A proton with kinetic energy 100 keV is moving in a plane perpindicular to a uniform magnetic field of magnitude 2.3 T. Find the radius of its orbit.
Not sure what equation to use or how to solve
R =mv/eB,
m= mass of proton = 1.67•10^-27 kg,
e = charge of proton = 1.6•10^-19 C
1keV =1000•1.6•10^-19 =1.6•10^-16 J
To find the radius of the proton's orbit, we can apply the concept of circular motion in a magnetic field. The equation we will use is known as the magnetic force equation:
F = qvB
Where:
F : Magnetic force acting on the particle (proton)
q : Charge of the particle (proton) = +e (elementary charge)

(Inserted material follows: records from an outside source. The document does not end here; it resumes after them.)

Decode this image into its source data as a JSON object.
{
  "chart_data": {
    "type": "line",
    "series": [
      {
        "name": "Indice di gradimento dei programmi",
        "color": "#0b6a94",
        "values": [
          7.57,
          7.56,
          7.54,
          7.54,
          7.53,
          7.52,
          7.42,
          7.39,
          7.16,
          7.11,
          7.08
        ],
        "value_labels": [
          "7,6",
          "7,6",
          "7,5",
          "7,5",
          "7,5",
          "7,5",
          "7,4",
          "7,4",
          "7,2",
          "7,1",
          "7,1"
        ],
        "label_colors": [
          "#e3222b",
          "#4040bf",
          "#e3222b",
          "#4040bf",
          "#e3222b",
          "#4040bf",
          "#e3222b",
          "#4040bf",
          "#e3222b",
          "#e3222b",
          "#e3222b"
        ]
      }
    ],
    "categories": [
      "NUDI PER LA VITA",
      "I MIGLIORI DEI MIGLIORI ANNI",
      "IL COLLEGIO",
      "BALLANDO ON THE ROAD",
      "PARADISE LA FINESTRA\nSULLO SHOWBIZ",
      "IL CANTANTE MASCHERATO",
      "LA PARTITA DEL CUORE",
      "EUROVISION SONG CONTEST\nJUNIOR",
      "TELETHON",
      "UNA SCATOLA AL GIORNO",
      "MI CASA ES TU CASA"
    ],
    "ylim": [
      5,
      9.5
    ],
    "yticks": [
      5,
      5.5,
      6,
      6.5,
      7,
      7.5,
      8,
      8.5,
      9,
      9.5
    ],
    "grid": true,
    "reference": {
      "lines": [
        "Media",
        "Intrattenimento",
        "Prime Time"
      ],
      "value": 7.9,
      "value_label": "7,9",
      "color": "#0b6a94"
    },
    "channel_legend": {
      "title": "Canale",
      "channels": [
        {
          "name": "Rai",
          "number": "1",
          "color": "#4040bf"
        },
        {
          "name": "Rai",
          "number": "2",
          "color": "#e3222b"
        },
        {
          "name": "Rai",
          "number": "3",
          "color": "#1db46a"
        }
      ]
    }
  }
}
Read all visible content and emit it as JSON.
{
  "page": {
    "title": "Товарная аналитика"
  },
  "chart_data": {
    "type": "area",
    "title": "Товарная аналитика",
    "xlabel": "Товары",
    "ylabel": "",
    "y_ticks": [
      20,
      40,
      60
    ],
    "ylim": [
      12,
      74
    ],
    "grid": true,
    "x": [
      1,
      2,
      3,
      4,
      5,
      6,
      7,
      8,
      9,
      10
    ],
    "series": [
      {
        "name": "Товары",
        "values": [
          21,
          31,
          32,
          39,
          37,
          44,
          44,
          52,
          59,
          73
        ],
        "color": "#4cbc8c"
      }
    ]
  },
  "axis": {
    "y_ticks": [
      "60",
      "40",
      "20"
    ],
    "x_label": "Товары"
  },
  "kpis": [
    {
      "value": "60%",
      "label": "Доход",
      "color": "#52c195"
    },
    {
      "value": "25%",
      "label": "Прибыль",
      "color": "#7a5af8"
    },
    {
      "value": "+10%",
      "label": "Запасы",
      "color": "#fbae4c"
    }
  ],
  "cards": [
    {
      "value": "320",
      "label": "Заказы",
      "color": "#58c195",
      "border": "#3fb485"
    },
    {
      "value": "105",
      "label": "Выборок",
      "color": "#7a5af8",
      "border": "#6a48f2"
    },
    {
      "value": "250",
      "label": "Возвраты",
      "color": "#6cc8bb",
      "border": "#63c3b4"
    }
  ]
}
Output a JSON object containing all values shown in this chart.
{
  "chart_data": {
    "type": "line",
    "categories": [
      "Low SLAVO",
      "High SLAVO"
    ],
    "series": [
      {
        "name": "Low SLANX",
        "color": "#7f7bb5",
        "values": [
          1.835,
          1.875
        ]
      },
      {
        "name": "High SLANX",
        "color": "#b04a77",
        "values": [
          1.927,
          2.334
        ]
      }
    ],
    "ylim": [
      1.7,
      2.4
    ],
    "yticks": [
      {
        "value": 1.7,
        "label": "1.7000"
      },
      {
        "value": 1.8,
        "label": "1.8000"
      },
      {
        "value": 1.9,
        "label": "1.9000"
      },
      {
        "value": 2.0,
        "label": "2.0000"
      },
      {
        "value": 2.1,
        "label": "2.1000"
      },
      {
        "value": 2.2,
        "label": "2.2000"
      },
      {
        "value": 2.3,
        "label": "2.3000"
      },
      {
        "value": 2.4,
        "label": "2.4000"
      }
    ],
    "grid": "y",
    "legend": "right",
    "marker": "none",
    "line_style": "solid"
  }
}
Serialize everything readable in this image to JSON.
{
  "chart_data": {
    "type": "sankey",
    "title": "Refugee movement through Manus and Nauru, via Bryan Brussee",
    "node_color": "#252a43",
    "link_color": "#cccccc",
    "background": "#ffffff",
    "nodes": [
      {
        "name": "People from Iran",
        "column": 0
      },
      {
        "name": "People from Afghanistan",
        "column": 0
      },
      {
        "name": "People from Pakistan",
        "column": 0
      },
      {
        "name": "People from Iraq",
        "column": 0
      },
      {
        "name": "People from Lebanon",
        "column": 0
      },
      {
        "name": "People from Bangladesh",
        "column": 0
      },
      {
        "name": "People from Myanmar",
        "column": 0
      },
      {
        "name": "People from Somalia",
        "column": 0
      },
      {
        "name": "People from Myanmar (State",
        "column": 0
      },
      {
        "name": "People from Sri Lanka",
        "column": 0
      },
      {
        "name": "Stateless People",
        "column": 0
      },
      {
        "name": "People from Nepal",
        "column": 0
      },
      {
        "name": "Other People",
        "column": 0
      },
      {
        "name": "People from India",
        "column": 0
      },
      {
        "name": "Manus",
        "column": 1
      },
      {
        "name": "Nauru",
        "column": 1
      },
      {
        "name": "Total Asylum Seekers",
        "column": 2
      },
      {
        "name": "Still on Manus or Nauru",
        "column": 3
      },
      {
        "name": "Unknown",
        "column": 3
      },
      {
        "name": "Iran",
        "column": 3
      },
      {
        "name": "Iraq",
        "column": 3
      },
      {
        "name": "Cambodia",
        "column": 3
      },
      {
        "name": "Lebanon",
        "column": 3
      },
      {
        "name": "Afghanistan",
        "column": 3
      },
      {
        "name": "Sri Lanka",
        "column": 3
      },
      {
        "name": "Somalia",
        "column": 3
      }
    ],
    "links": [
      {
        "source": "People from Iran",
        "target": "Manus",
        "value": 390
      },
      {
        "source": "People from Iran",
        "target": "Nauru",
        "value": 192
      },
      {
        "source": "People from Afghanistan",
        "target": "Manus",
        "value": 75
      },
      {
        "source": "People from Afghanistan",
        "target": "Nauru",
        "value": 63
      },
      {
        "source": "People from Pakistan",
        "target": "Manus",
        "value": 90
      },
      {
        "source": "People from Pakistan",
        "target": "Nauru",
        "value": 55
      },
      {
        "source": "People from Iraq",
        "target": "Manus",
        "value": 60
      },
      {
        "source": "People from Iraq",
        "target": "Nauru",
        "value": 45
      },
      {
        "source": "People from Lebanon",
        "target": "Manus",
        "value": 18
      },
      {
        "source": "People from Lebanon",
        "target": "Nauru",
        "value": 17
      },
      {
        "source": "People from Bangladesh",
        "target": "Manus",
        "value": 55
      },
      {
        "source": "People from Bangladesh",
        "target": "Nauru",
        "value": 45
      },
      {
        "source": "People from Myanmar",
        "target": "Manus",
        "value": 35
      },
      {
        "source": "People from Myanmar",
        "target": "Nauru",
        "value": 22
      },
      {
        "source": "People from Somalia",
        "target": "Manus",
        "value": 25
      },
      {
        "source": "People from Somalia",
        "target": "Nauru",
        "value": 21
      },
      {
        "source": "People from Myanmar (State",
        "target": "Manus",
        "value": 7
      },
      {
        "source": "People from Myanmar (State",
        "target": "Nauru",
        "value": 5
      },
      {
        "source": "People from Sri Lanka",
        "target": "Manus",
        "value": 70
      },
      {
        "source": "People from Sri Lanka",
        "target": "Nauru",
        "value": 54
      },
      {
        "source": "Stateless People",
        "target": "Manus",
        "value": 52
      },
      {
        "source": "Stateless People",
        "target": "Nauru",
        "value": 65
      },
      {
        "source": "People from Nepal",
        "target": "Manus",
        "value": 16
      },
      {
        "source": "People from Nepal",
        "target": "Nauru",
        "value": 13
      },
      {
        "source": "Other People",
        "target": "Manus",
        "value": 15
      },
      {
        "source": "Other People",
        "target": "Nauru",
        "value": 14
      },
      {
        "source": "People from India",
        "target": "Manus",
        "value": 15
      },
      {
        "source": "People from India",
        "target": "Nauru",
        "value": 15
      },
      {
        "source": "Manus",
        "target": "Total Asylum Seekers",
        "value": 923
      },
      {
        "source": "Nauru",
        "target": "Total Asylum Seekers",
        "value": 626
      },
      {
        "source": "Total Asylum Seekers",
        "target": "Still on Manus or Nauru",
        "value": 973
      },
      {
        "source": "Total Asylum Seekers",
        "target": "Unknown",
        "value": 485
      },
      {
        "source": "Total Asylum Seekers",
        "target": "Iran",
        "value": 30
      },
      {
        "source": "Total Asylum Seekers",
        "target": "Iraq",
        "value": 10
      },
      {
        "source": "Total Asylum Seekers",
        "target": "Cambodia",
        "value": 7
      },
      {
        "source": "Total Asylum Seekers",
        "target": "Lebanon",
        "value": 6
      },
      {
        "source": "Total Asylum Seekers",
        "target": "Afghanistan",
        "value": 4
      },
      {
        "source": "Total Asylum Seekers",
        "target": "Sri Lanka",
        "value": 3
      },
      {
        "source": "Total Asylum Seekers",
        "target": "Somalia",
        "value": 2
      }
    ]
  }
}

v : Velocity of the particle (proton)
B : Magnetic field strength
In this case, we are given the kinetic energy of the proton, not the velocity. However, we can use the kinetic energy to find the velocity using the following equation:
KE = 0.5mv^2
Where:
KE : Kinetic energy
m : Mass of the particle (proton)
v : Velocity of the particle (proton)
Given that the kinetic energy of the proton is 100 keV, we need to convert it to joules first.
1 keV = 1.6 x 10^-16 J
So 100 keV = 100 x 1.6 x 10^-16 J = 1.6 x 10^-14 J
Now, we need to find the velocity of the proton using the kinetic energy equation:
1.6 x 10^-14 J = 0.5 x (mass of proton) x v^2
The mass of a proton is approximately 1.67 x 10^-27 kg.
1.6 x 10^-14 J = 0.5 x (1.67 x 10^-27 kg) x v^2
Solving for v:
v^2 = (1.6 x 10^-14 J) / (0.5 x 1.67 x 10^-27 kg)
v^2 ≈ 3.83 x 10^12 m^2/s^2
v = √(3.83 x 10^12 m^2/s^2)
v ≈ 1.96 x 10^6 m/s
Now that we have the velocity of the proton, we can use the magnetic force equation to find the radius of its orbit:
F = qvB
(mv^2 / r) = qvB
mv / r = qB
The mass of a proton is approximately 1.67 x 10^-27 kg, the charge of a proton is approximately 1.6 x 10^-19 C, and the magnetic field strength is given as 2.3 T.
(1.67 x 10^-27 kg)(1.96 x 10^6 m/s) / r = (1.6 x 10^-19 C)(2.3 T)
(1.67 x 10^-27 kg)(1.96 x 10^6 m/s) / (1.6 x 10^-19 C)(2.3 T) = r
Calculating this expression yields the radius of the proton's orbit.